Malam ini baik Jinan dan aku sudah kembali ke rumah, meskipun keaadan di rumah jadi super canggung. Makan malam yang biasanya dilakukan di meja makan, kini hanya dilakukan di depan televisi olehku dan Jinan sementara mama menyibukkan dirinya dengan membuat kue untuk toko rotinya. Papa tidak pulang, sudah ada dinas di luar kota, lagi karena memang tempat kerjanya berada di Bekasi sedangkan rumah kami di Bandung.
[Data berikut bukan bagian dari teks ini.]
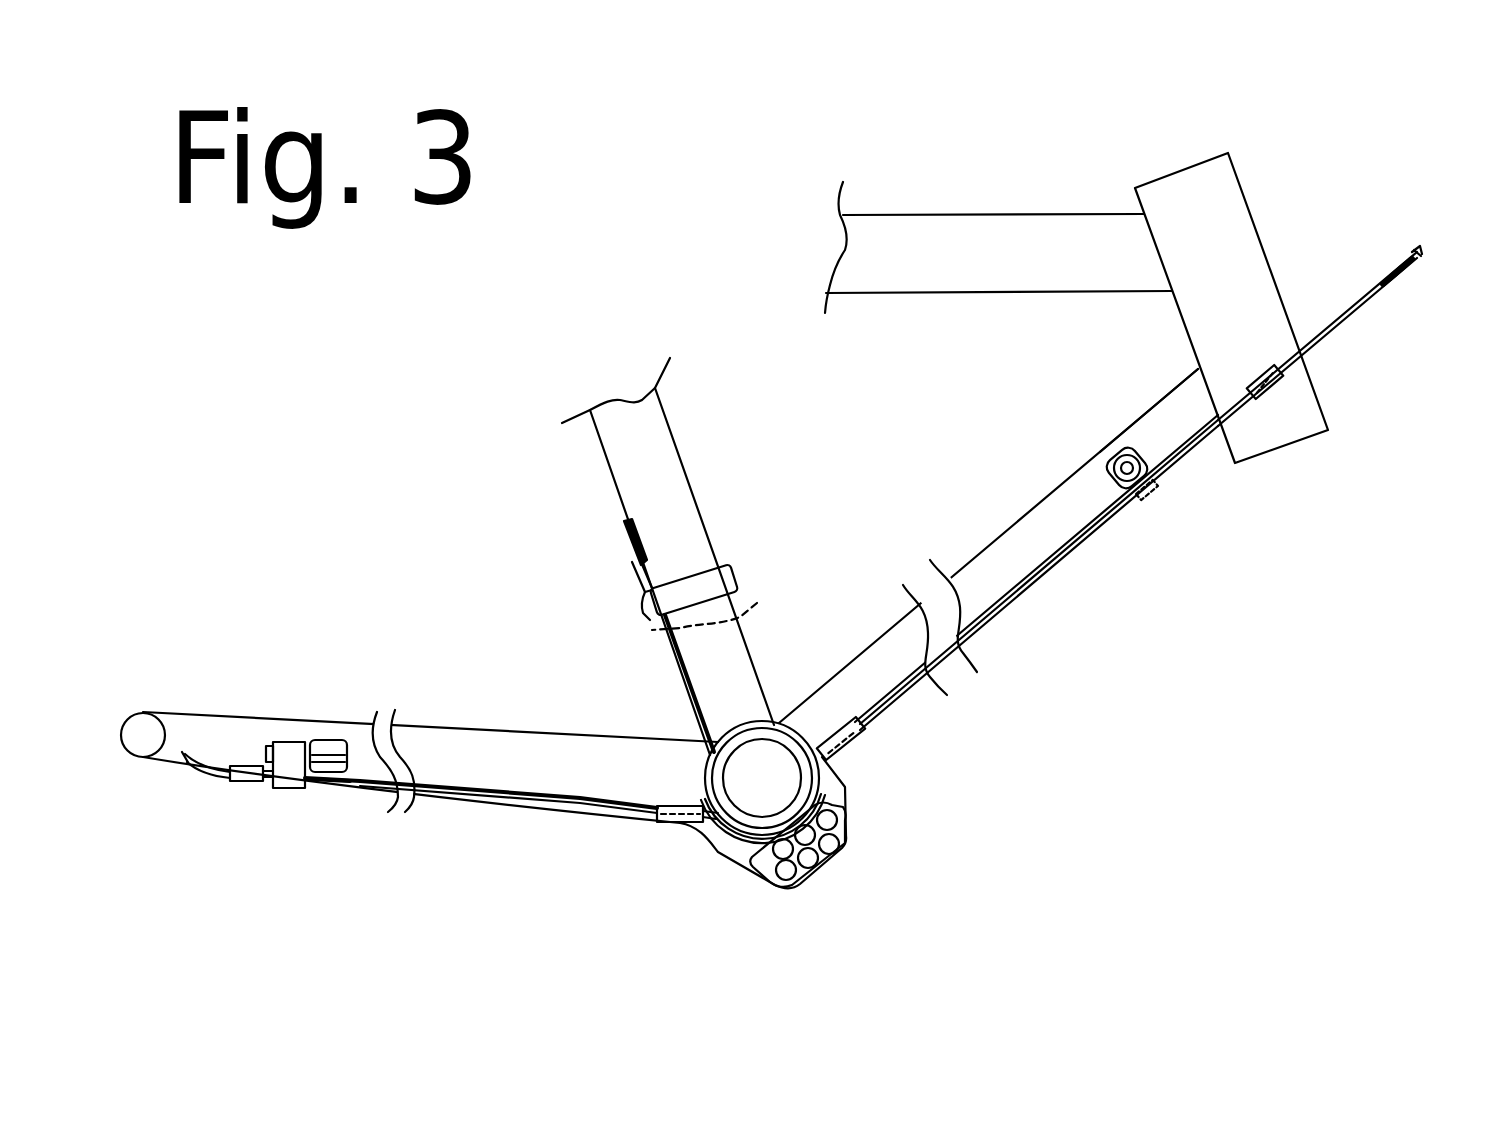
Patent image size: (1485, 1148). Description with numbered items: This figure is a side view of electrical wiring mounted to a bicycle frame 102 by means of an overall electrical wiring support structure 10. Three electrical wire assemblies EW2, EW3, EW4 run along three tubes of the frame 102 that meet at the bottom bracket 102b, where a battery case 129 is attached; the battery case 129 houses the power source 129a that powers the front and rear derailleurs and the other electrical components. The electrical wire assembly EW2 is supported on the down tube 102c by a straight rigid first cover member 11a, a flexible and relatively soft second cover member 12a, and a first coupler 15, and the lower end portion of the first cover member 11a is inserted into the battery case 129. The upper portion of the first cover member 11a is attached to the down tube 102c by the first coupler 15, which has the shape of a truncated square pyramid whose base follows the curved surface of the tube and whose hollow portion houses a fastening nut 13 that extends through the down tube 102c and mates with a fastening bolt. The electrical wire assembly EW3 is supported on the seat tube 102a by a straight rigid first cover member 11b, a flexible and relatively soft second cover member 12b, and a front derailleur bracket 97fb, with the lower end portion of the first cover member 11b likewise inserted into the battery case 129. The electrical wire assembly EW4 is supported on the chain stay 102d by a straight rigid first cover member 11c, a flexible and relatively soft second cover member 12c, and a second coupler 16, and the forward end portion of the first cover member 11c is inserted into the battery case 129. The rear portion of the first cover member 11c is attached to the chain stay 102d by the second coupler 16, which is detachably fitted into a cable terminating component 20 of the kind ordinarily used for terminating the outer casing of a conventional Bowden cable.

The electrical wiring support structure 10 is at (1172, 522).
The frame 102 is at (690, 430).
The seat tube 102a is at (682, 488).
The bottom bracket 102b is at (768, 727).
The down tube 102c is at (997, 563).
The chain stay 102d is at (500, 732).
The first cover member 11a is at (1213, 427).
The first cover member 11b is at (680, 683).
The first cover member 11c is at (572, 812).
The second cover member 12a is at (1343, 313).
The second cover member 12b is at (638, 573).
The second cover member 12c is at (245, 782).
The fastening nut 13 is at (1103, 450).
The first coupler 15 is at (1125, 450).
The second coupler 16 is at (293, 745).
The cable terminating component 20 is at (320, 743).
The front derailleur bracket 97fb is at (740, 573).
The battery case 129 is at (840, 792).
The power source 129a is at (847, 836).
The electrical wire assembly EW2 is at (1393, 280).
The electrical wire assembly EW3 is at (735, 599).
The electrical wire assembly EW4 is at (328, 793).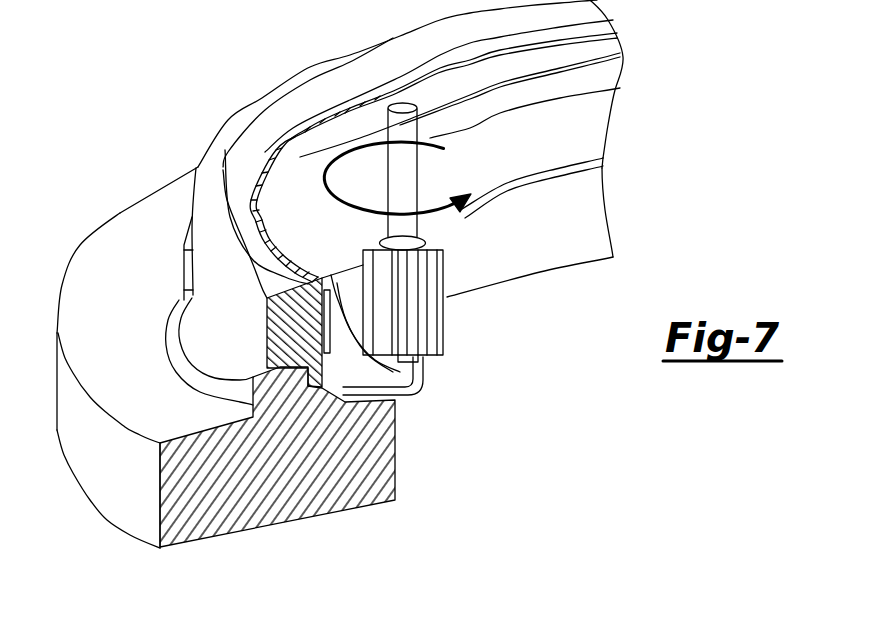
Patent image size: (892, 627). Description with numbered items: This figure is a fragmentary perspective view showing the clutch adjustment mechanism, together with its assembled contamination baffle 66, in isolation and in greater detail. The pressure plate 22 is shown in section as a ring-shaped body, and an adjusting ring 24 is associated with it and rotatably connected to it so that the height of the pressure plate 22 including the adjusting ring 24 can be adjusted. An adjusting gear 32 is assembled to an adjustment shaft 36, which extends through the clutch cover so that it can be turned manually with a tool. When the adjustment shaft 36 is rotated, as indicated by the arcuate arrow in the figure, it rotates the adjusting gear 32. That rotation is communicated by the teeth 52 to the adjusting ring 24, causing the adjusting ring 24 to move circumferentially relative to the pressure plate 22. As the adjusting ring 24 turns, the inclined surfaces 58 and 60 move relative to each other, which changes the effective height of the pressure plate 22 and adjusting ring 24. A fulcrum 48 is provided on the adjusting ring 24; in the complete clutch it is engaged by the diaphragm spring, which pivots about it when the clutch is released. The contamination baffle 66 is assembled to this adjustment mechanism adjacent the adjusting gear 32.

The pressure plate 22 is at (113, 493).
The adjusting ring 24 is at (205, 278).
The adjusting gear 32 is at (440, 315).
The adjustment shaft 36 is at (417, 173).
The fulcrum 48 is at (223, 167).
The teeth 52 is at (287, 140).
The inclined surface 58 is at (213, 340).
The inclined surface 60 is at (278, 380).
The contamination baffle 66 is at (393, 377).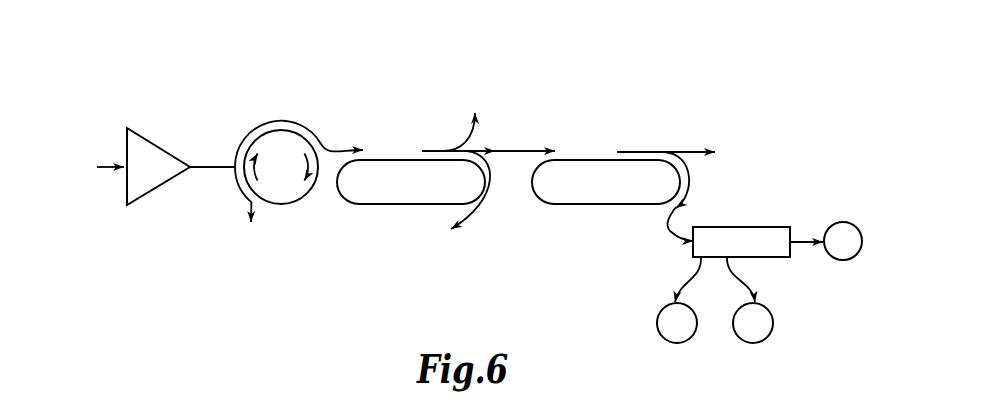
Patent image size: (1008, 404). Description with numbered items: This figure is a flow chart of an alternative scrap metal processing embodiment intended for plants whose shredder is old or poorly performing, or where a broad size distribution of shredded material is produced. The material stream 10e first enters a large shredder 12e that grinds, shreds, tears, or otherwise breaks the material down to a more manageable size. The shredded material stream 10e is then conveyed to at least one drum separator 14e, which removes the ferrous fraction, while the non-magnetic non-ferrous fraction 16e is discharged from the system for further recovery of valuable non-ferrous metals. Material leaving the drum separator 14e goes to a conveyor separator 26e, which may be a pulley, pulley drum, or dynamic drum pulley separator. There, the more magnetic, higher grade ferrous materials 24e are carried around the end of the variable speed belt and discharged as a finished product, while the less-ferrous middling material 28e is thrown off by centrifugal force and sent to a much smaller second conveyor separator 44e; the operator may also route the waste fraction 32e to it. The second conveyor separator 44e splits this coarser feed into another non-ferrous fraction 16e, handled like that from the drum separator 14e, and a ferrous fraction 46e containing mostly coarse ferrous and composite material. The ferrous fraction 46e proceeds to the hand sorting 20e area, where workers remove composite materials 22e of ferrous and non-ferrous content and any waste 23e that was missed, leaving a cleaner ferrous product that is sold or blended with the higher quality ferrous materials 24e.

The material stream 10e is at (325, 108).
The shredder 12e is at (147, 182).
The drum separator 14e is at (282, 195).
The non-ferrous fraction 16e is at (493, 198).
The conveyor separator 26e is at (363, 195).
The less-ferrous middling material 28e is at (530, 150).
The waste fraction 32e is at (466, 118).
The ferrous materials 24e is at (449, 199).
The second conveyor separator 44e is at (567, 195).
The ferrous fraction 46e is at (667, 231).
The hand sorting 20e is at (768, 235).
The waste 23e is at (683, 338).
The composite materials 22e is at (758, 333).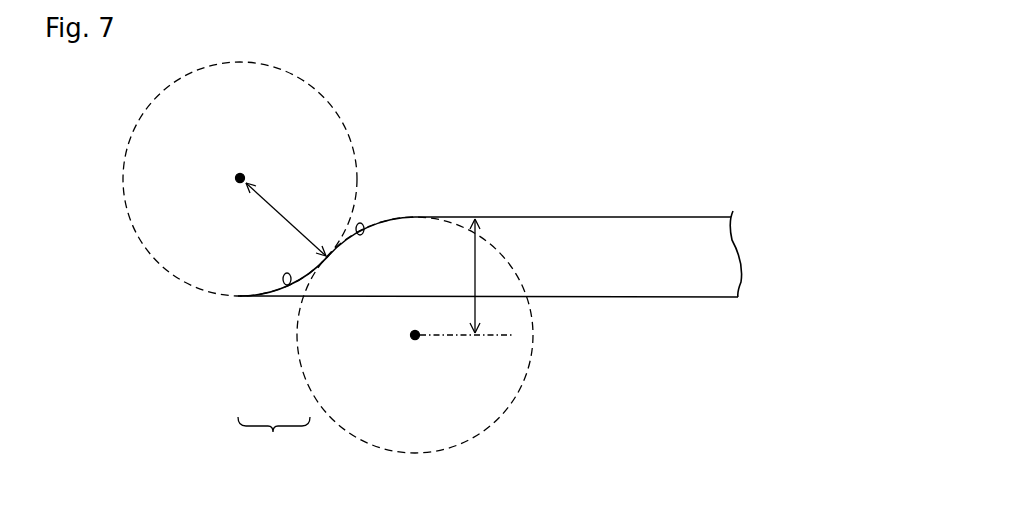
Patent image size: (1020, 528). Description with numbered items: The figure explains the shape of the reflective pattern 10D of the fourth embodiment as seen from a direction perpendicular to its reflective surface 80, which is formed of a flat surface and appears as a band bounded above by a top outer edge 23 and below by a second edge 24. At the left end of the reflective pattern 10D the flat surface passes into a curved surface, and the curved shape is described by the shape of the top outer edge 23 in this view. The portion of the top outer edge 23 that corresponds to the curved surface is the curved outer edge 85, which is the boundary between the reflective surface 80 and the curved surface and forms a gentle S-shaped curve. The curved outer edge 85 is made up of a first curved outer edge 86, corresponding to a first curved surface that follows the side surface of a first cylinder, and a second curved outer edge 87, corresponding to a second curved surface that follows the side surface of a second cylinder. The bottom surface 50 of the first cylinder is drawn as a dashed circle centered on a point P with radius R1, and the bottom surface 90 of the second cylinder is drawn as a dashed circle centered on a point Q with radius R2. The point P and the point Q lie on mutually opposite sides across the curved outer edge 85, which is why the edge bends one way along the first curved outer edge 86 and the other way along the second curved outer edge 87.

The reflective pattern 10D is at (710, 213).
The top outer edge 23 is at (598, 216).
The second surface 24 is at (650, 297).
The reflective surface 80 is at (674, 226).
The curved outer edge 85 is at (274, 440).
The first curved outer edge 86 is at (360, 235).
The second curved outer edge 87 is at (287, 284).
The bottom surface of the second cylinder 90 is at (356, 143).
The bottom surface of the first cylinder 50 is at (530, 380).
The point P is at (415, 340).
The point Q is at (236, 178).
The radius R1 is at (466, 277).
The radius R2 is at (286, 219).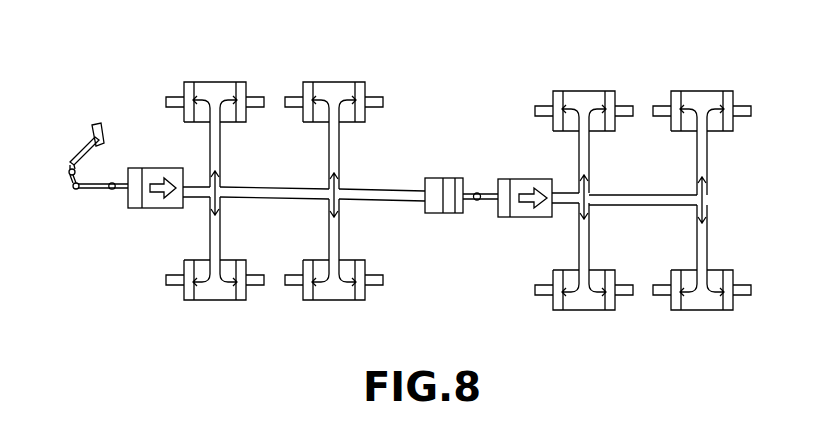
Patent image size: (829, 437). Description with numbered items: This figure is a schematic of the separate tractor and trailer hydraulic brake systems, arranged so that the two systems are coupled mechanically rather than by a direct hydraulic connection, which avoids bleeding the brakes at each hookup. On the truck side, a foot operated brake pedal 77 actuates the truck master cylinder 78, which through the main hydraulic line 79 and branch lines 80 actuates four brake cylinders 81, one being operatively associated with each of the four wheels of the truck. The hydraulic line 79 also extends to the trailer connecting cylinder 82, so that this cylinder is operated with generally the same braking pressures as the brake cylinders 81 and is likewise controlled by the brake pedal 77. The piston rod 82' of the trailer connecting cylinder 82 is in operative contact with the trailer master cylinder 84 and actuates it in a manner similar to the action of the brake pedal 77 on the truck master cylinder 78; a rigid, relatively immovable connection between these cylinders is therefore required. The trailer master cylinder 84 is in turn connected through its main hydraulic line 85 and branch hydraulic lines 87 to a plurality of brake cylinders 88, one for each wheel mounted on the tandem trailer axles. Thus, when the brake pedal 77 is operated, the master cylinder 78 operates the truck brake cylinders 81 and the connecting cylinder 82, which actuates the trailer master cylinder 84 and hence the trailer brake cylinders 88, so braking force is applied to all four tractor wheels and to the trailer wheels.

The brake pedal 77 is at (93, 127).
The master cylinder 78 is at (152, 208).
The hydraulic line 79 is at (307, 186).
The branch lines 80 is at (330, 157).
The brake cylinders 81 is at (218, 82).
The trailer connecting cylinder 82 is at (448, 160).
The piston rod 82' is at (473, 228).
The trailer master cylinder 84 is at (535, 217).
The main hydraulic line 85 is at (678, 195).
The branch hydraulic lines 87 is at (697, 167).
The brake cylinders 88 is at (600, 91).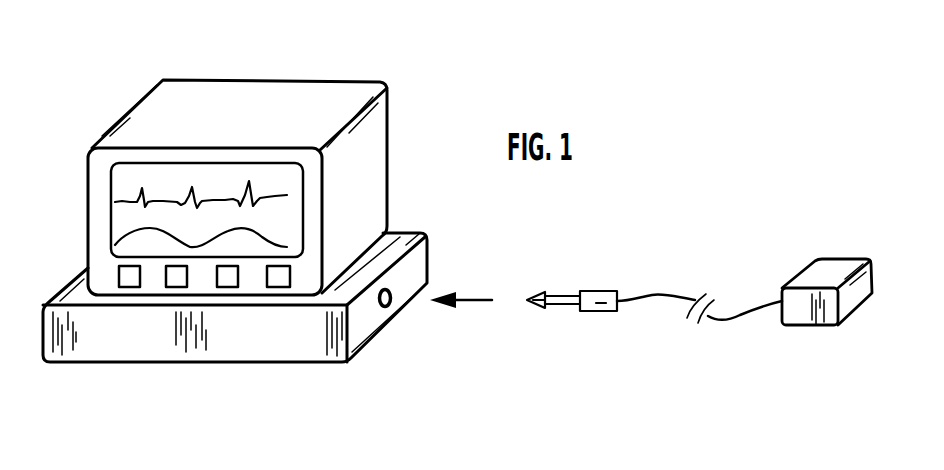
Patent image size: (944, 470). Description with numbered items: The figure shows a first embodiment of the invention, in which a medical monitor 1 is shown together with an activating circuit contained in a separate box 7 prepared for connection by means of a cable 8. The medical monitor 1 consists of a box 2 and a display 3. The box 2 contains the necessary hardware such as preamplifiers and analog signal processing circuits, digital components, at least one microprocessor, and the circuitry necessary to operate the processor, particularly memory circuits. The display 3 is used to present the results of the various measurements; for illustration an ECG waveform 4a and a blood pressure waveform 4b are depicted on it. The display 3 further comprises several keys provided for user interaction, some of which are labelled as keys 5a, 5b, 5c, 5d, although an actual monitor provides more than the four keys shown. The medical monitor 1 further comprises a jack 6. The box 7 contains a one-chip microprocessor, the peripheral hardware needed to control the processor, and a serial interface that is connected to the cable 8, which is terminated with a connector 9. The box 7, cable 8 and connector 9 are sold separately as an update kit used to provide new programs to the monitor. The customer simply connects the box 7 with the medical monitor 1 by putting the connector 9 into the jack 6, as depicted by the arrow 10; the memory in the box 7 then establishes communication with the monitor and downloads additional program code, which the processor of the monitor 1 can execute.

The medical monitor 1 is at (134, 74).
The box 2 is at (53, 357).
The display 3 is at (387, 122).
The ECG waveform 4a is at (115, 203).
The blood pressure waveform 4b is at (115, 245).
The key 5a is at (129, 287).
The key 5b is at (177, 287).
The key 5c is at (229, 287).
The key 5d is at (277, 287).
The jack 6 is at (388, 307).
The box 7 is at (839, 259).
The cable 8 is at (737, 322).
The connector 9 is at (597, 312).
The arrow 10 is at (486, 296).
Aku dan Jinan sedang makan nasi goreng sambil nonton kartun di televisi. Sudah berkali kali aku cek ponselku, selama dua hari ini aku hilang kontak dengan Erlan. Terakhir kali aku kontak dengannya adalah pagi ketika ia mengantarku kuliah dari rumah Nenek. Setelah itu dia hilang bagai di telan bumi, aku bertanya pada temannya pun tidak ada yang menjawab. Apalagi Kak Juan yang Cuma membaca pesanku, dasar jahanam.
Setelah memakan nasi gorengku sampai habis, aku langsung beranjak ke kamarku kemudian merebahkan diriku. Jujur, setelah menyelesaikan masalahku dengan Brian, agak lapang rasanya dadaku, tapi kembali khawatir ketika Erlan menghilang tanpa kabar.
Tiba tiba saja telfon masuk dari Kak Juan, membuatku langsung otomatis terduduk. Buat apa manusia menyebalkan itu tiba tiba melefonku malam malam begini. Dengan ragu aku mengangkatnya.
"apa Kak?"
Lo dimana?
"rumah"
Ke rumah sakit sekarang, Bundanya Erlan wafat
"Kak, jangan bercanda lo,"
Apa untungnya gue bercandain semua ini?
Sambungan telfon yang diputus langsung oleh Kak Juan membuatku panik seketika. Aku mengambil hoodieku dan berlari ke kamar Jinan. Anak itu sedang duduk di atas kasurnya. Dari ekspresinya, dia kaget kenapa aku ada di kamarnya sambil menangis.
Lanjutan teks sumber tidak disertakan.